Performance Gains Compiling EPL Expressions to Byte Code with Version 8

The Esper version 8 compiler produces JVM byte code from common EPL expressions such as a+b. For the purpose of computing the sum these are the steps:

  1. Downcast the event underlying object
  2. Obtain the values for “a” and “b” by calling a method on the event underlying object
  3. Perform the addition
  4. Stuff the result in an output event

With regard to step 1, the Esper compiler makes sure to downcast each event object just once regardless of the number of event properties in a given EPL expression.

Relating to step 2, the Esper compiler generates byte code that calls the relevant method. There is no indirection at runtime since the compiled code is specific to the event underlying object.

About step 3, the simplified the byte code tends to give the Java platform just-in-time compiler a chance to do its own optimizations.

As to step 4, depending on the nature of the output event (POJO, object-array etc.) the compiler generates byte code that stuffs the result into the target directly (setter, constructor, index-based array write, or map put depending on the output event underlying object, or other).

Let’s say there is an event that has 100 properties that need to be added up. The sample event for the discussion is:

public static class TestEvent {
    private int v0;
    private int v1;
    private int v2;
    private int v3;
    ... and so on....

    public int getV0() { return v0; }
    public int getV1() { return v1; }
    public int getV2() { return v2; }
    public int getV3() { return v3; }
    ... and so on....
}

Now let’s get to the EPL that adds up the 100 values of each event. It is straight select.
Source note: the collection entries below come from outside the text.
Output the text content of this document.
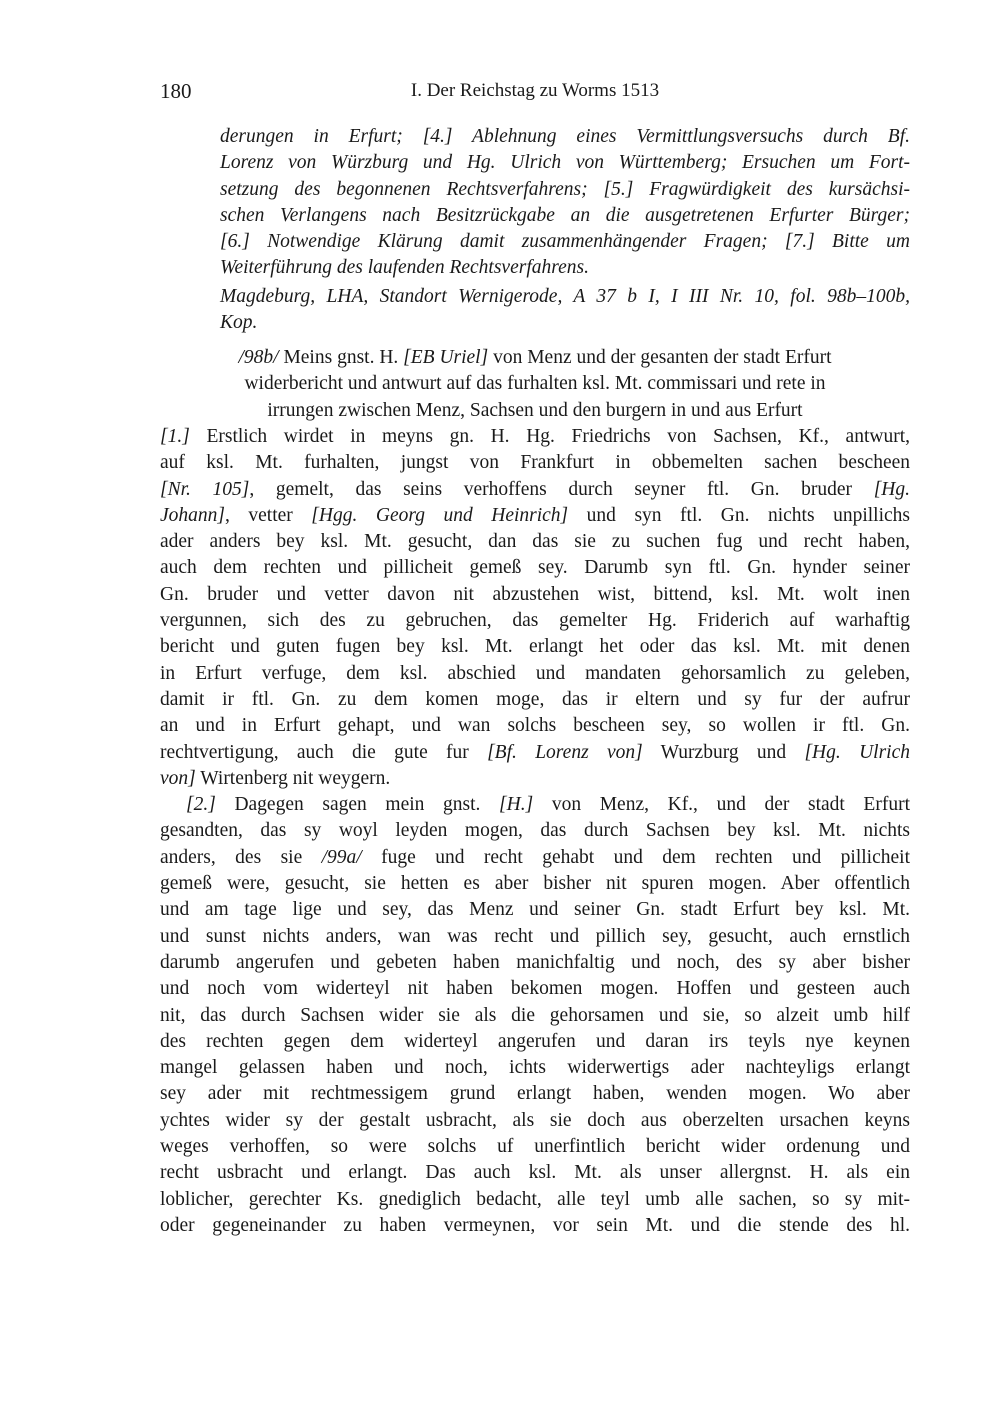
180	I. Der Reichstag zu Worms 1513
derungen in Erfurt; [4.] Ablehnung eines Vermittlungsversuchs durch Bf.
Lorenz von Würzburg und Hg. Ulrich von Württemberg; Ersuchen um Fort-
setzung des begonnenen Rechtsverfahrens; [5.] Fragwürdigkeit des kursächsi-
schen Verlangens nach Besitzrückgabe an die ausgetretenen Erfurter Bürger;
[6.] Notwendige Klärung damit zusammenhängender Fragen; [7.] Bitte um
Weiterführung des laufenden Rechtsverfahrens.
Magdeburg, LHA, Standort Wernigerode, A 37 b I, I III Nr. 10, fol. 98b–100b,
Kop.
/98b/ Meins gnst. H. [EB Uriel] von Menz und der gesanten der stadt Erfurt
widerbericht und antwurt auf das furhalten ksl. Mt. commissari und rete in
irrungen zwischen Menz, Sachsen und den burgern in und aus Erfurt
[1.] Erstlich wirdet in meyns gn. H. Hg. Friedrichs von Sachsen, Kf., antwurt,
auf ksl. Mt. furhalten, jungst von Frankfurt in obbemelten sachen bescheen
[Nr. 105], gemelt, das seins verhoffens durch seyner ftl. Gn. bruder [Hg.
Johann], vetter [Hgg. Georg und Heinrich] und syn ftl. Gn. nichts unpillichs
ader anders bey ksl. Mt. gesucht, dan das sie zu suchen fug und recht haben,
auch dem rechten und pillicheit gemeß sey. Darumb syn ftl. Gn. hynder seiner
Gn. bruder und vetter davon nit abzustehen wist, bittend, ksl. Mt. wolt inen
vergunnen, sich des zu gebruchen, das gemelter Hg. Friderich auf warhaftig
bericht und guten fugen bey ksl. Mt. erlangt het oder das ksl. Mt. mit denen
in Erfurt verfuge, dem ksl. abschied und mandaten gehorsamlich zu geleben,
damit ir ftl. Gn. zu dem komen moge, das ir eltern und sy fur der aufrur
an und in Erfurt gehapt, und wan solchs bescheen sey, so wollen ir ftl. Gn.
rechtvertigung, auch die gute fur [Bf. Lorenz von] Wurzburg und [Hg. Ulrich
von] Wirtenberg nit weygern.
[2.] Dagegen sagen mein gnst. [H.] von Menz, Kf., und der stadt Erfurt
gesandten, das sy woyl leyden mogen, das durch Sachsen bey ksl. Mt. nichts
anders, des sie /99a/ fuge und recht gehabt und dem rechten und pillicheit
gemeß were, gesucht, sie hetten es aber bisher nit spuren mogen. Aber offentlich
und am tage lige und sey, das Menz und seiner Gn. stadt Erfurt bey ksl. Mt.
und sunst nichts anders, wan was recht und pillich sey, gesucht, auch ernstlich
darumb angerufen und gebeten haben manichfaltig und noch, des sy aber bisher
und noch vom widerteyl nit haben bekomen mogen. Hoffen und gesteen auch
nit, das durch Sachsen wider sie als die gehorsamen und sie, so alzeit umb hilf
des rechten gegen dem widerteyl angerufen und daran irs teyls nye keynen
mangel gelassen haben und noch, ichts widerwertigs ader nachteyligs erlangt
sey ader mit rechtmessigem grund erlangt haben, wenden mogen. Wo aber
ychtes wider sy der gestalt usbracht, als sie doch aus oberzelten ursachen keyns
weges verhoffen, so were solchs uf unerfintlich bericht wider ordenung und
recht usbracht und erlangt. Das auch ksl. Mt. als unser allergnst. H. als ein
loblicher, gerechter Ks. gnediglich bedacht, alle teyl umb alle sachen, so sy mit-
oder gegeneinander zu haben vermeynen, vor sein Mt. und die stende des hl.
select v0 + v1 + v2 + v3 + v4 + v5 + v6 + v7 + v8 + v9 + v10 + v11 +
 v12 + v13 + v14 + v15 + v16 + v17 + v18 + v19 + v20 + v21 + v22 + 
 v23 + v24 + v25 + v26 + v27 + v28 + v29 + v30 + v31 + v32 + v33 + 
 v34 + v35 + v36 + v37 + v38 + v39 + v40 + v41 + v42 + v43 + v44 + 
 v45 + v46 + v47 + v48 + v49 + v50 + v51 + v52 + v53 + v54 + v55 + 
 v56 + v57 + v58 + v59 + v60 + v61 + v62 + v63 + v64 + v65 + v66 + 
 v67 + v68 + v69 + v70 + v71 + v72 + v73 + v74 + v75 + v76 + v77 + 
 v78 + v79 + v80 + v81 + v82 + v83 + v84 + v85 + v86 + v87 + v88 + 
 v89 + v90 + v91 + v92 + v93 + v94 + v95 + v96 + v97 + v98 + 
 v99 as c0 from TestEvent

The EPL, above, doesn’t hold any event or other information in memory and therefore the heap size can be tiny if we wanted to. The test setup is JVM 1.8.0_192, heap 256m (-Xms256m –Xmx256m), Intel i7 7700HQ@2.80 GHz.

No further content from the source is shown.